At any rate, Homestake CEO Jack Thompson is quoted as saying that this transaction is “a natural step in the process that has seen Homestake transform itself from a high-cost U.S. Company to a low-cost global producer.”

That is true enough, yet over 40% of Homestake’s current production is in Australia, and, according to The Globe & Mail, Barrick mines over 65% of its gold in the U.S.

Many longtime shareholders in Homestake are less than thrilled with the deal. Although the price represents a 31% premium to what Homestake was trading for before the announcement, it is, after all, a stock swap instead of a cash offer. And, since Homestake share prices fluctuate with the price of gold, probably a simple 10% rise in the price of gold would have lifted Homestake shares more than the 31% in ‘paper profits’ that this deal will yield for them.

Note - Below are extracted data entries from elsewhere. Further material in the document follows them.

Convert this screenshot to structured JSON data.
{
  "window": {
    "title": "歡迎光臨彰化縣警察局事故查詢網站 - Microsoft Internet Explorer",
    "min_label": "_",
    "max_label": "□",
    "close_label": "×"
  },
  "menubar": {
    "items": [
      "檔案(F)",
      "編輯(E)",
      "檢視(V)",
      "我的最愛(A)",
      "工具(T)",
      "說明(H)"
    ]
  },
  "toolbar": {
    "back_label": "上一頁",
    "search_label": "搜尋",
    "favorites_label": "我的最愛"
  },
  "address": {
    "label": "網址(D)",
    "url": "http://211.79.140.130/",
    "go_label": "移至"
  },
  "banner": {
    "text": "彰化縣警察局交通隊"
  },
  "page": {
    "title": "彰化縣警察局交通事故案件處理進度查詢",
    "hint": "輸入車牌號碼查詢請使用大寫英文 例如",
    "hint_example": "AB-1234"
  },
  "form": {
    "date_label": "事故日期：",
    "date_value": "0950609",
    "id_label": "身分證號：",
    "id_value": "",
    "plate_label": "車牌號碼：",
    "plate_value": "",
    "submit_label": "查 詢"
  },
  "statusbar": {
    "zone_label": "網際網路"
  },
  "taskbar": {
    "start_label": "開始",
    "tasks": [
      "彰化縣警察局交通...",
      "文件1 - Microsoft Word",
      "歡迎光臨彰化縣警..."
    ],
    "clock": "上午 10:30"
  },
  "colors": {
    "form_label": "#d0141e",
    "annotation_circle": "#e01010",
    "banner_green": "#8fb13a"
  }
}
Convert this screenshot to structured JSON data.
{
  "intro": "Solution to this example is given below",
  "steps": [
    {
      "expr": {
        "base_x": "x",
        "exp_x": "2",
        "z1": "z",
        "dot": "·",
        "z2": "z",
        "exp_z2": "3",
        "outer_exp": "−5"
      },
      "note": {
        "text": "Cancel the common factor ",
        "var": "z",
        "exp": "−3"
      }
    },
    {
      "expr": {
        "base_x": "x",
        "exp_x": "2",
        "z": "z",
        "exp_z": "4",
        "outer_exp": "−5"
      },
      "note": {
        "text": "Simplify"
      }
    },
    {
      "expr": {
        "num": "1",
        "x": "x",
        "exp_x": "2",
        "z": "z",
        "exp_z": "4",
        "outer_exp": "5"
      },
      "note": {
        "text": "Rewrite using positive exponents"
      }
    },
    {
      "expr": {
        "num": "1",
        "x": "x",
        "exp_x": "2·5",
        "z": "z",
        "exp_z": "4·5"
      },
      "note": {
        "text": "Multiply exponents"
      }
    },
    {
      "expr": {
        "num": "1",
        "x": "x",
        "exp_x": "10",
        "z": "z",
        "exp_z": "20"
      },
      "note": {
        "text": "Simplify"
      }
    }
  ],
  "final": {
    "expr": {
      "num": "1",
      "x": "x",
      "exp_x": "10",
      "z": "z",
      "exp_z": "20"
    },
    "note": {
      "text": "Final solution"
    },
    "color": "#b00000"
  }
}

"It's an unmitigated disaster," Aaron Task of TheStreet.com quotes an unnamed gold stock trader, speaking of the merger, "I see no reason to do this transaction. (Homestake) could have achieved a 30% premium in the blink of an eye if the gold market hiccups."

Of course, given gold’s price history over the past couple of decades, others may see the premium being paid by Barrick as excessive. Consolidation is taking place in the gold mining industry, but companies are wary of overpaying for gold reserves.

“Paying premiums for competitors is a thing of the past,” said Rob Edwards, head of mining research at HSBC Securities in Johannesburg, “You have to do mergers that make value sense, and this does not make value sense.”

But Homestake has solid gold reserves in the ground, and the ability to profitably mine them. Homestake is the definitive hard-asset company. And it’s being sold, essentially, for paper. All Barrick is giving up is .53 parts of a Barrick share for each share of Homestake.

“It costs them nothing!” we heard from an opinionated gold trader, “Barrick gives up paper, Homestake stockholders get shares in a highly-hedged firm, and then in six months when this is a done deal, they’ll probably go into the market and hedge all of Homestake’s production. Barrick gets Homestake for the cost of printing up new shares, and the whole deal is bearish for gold.”

Opinions of this proposed merger are all over the map. The odd thing is, it’s an event that everyone views negatively, but each for a different reason.

In most industries, a takeover at a premium price would be lauded as a testimony to the bright future of that particular sector. Other players in the field would weigh in with positive comments, if only for the public relations value. Everyone in most other industries would enjoy the reflected glory of a premium buyout, which, after all, is the pure and unambiguous compliment of big money betting on the future of their chosen sphere.

But gold is, as always, different. Take, for instance, this industry comment on the Barrick/Homestake merger by Bernard Swanepol, CEO of Harmony Gold, as quoted on Theminingweb.com:

“What you have is two overvalued entities coming together at a premium – interesting, isn’t it?”

Cheryl Strauss Einhorn, in her "Commodities Corner" column in Barron's July 2nd edition, writes of the merger. She quotes mining analyst John Tumazos of Sanford Bernstein, who believes the merger will negatively impact Barrick earnings and was really done "for lack of better opportunities."

Einhorn writes, "As for the future of gold prices, they probably won't be aided much by this deal except in one unfortunate way: The new company will not be shuttering any capacity."

In other words, despite low gold prices, production will continue full speed ahead.

"The industry has no return-on-capital standards," she quotes Tumazos, "They are like six-years-olds, playing with their trucks and digging up the dirt."